November 15, 2024
After finding some inexpensive off-season plane tickets, my son Aidan and his wonderful girlfriend, Kira, are traveling in Europe right now. They're away for two weeks and Ireland was their first destination. Shortly after touching down, Kira texted to let us know they were safe and sound, and heading off to explore. She included in her text this little interaction they had shortly after landing in Dublin:
Aidan went to the rental car counter to check in and they asked for his last name. When Aidan said "McNally'" the man at the counter looked up and said, "Welcome home."
For reasons I cannot quite explain, hearing this story brought tears to my eyes. It may have been imagining Aidan's connections to his Irish ancestors, and how those bonds cross time and space.
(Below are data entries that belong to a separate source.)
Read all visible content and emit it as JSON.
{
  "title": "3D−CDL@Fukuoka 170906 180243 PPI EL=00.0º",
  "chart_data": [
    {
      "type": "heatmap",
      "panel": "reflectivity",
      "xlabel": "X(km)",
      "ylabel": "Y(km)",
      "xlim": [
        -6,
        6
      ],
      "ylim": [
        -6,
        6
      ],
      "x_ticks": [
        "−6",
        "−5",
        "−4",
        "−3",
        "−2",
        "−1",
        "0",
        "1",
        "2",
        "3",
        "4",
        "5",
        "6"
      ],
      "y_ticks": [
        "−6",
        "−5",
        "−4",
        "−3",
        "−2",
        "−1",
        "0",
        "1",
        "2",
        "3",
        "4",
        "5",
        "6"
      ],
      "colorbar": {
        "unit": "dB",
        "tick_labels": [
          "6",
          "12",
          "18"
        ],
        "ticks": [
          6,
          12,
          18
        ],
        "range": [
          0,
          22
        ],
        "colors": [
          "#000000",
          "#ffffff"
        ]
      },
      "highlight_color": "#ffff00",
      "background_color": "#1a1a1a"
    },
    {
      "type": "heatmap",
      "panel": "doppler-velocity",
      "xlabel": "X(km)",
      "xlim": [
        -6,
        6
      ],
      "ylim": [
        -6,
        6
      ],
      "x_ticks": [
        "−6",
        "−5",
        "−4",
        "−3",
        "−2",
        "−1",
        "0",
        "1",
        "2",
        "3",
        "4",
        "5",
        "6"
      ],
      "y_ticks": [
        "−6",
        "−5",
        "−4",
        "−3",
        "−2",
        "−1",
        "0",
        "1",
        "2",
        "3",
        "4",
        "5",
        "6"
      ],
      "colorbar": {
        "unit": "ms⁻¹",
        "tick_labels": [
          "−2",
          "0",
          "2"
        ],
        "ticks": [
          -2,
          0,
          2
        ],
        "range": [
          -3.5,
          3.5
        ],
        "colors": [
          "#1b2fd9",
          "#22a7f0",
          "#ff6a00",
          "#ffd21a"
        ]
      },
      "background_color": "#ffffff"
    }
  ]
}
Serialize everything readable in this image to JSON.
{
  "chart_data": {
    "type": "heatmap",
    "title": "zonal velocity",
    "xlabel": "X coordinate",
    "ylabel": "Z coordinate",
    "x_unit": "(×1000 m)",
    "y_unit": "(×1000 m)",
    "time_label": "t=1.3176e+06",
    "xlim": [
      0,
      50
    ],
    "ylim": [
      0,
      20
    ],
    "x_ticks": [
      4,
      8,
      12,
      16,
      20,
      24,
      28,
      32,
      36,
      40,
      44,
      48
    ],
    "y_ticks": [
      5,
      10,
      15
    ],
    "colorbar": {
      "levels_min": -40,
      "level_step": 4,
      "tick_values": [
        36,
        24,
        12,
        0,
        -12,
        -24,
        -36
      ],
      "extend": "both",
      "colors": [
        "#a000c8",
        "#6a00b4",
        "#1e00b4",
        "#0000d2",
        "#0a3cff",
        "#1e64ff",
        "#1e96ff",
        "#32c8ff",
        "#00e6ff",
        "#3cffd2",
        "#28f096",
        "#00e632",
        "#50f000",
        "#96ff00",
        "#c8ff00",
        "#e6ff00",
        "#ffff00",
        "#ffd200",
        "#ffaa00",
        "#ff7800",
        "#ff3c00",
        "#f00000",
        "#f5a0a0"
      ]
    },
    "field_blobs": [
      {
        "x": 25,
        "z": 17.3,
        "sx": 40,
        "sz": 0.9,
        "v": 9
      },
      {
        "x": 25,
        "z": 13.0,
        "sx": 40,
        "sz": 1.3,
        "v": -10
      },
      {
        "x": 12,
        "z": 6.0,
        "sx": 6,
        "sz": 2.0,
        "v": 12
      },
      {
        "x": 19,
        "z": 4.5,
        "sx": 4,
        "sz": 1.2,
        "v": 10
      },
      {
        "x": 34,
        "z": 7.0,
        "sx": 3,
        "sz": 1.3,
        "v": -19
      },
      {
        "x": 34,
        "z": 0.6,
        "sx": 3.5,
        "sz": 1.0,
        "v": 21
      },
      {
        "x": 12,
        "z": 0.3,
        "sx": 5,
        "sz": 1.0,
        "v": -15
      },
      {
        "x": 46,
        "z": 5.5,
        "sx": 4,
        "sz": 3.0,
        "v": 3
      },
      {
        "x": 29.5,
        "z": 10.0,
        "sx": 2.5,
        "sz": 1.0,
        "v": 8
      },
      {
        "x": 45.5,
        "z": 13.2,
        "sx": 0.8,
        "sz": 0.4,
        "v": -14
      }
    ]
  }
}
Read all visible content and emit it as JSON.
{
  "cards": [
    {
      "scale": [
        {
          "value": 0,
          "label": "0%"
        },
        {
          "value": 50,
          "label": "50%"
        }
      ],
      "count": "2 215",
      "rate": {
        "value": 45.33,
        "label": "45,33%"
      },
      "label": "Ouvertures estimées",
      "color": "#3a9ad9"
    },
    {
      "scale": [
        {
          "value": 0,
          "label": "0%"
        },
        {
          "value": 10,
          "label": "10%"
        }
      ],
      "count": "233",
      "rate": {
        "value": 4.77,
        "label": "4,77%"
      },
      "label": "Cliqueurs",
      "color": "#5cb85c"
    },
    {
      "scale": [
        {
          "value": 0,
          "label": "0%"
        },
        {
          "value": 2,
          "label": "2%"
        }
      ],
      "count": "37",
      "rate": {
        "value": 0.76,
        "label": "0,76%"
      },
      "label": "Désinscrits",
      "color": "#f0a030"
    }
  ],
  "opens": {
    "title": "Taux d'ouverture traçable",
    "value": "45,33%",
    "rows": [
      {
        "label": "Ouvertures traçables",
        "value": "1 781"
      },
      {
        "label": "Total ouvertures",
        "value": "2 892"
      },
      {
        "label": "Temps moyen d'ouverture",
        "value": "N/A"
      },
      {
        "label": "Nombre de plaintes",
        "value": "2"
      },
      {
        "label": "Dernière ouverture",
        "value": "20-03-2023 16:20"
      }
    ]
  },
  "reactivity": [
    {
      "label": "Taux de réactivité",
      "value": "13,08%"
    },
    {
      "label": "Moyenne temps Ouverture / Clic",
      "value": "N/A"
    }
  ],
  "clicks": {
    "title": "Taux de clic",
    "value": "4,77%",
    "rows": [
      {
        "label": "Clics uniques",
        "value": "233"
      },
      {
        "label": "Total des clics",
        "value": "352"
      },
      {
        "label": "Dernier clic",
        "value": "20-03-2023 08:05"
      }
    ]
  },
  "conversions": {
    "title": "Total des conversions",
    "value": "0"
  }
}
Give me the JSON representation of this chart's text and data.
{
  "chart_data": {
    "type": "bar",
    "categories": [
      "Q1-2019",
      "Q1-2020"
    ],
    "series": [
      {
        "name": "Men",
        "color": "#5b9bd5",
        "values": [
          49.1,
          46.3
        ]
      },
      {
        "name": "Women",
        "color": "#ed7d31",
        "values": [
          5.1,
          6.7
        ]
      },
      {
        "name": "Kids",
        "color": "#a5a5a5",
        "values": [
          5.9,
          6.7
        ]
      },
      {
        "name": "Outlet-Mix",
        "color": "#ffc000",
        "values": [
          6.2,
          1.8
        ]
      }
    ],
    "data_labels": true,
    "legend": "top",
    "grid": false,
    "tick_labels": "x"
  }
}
But even more simple than that, I think my tears were just acknowledging the tender beauty of belonging, and the grace of a warm welcome. Especially meaningful at a time the world feels like it's leaning toward the unkind and unwelcoming.
Every single one of us needs a place to belong. A place to be seen and heard, celebrated and loved. I believe that when we each cross the veil we will be greeted by God with the most wonderful "Welcome home" we could imagine. But before that time, belonging right here and now matters too. Jesus offered us countless examples of inclusion and welcome, and we are called to draw our circles wide the way he did. To this end, I was grateful and proud last weekend when the ECMN passed two resolutions, at our annual convention, regarding how we as a church will continue to welcome people of refugee status: with dignity, protection, and care. Our baptismal covenant insists on nothing less. Jesus insists on nothing less.
My prayer for you this week is to know the warmth and grace of belonging. I pray you each feel this at Saint Anne's, where you (yes, you!) are part of the very fabric of belonging. And I pray you feel it in your soul, wherever you find yourself. That you, just as you are, belong. A beloved child of God. Then I pray you take your own belonging and use it to welcome others into the circles we will only draw wider and wider. Because "Welcome home" might be two of the most God-like words we can say to one another.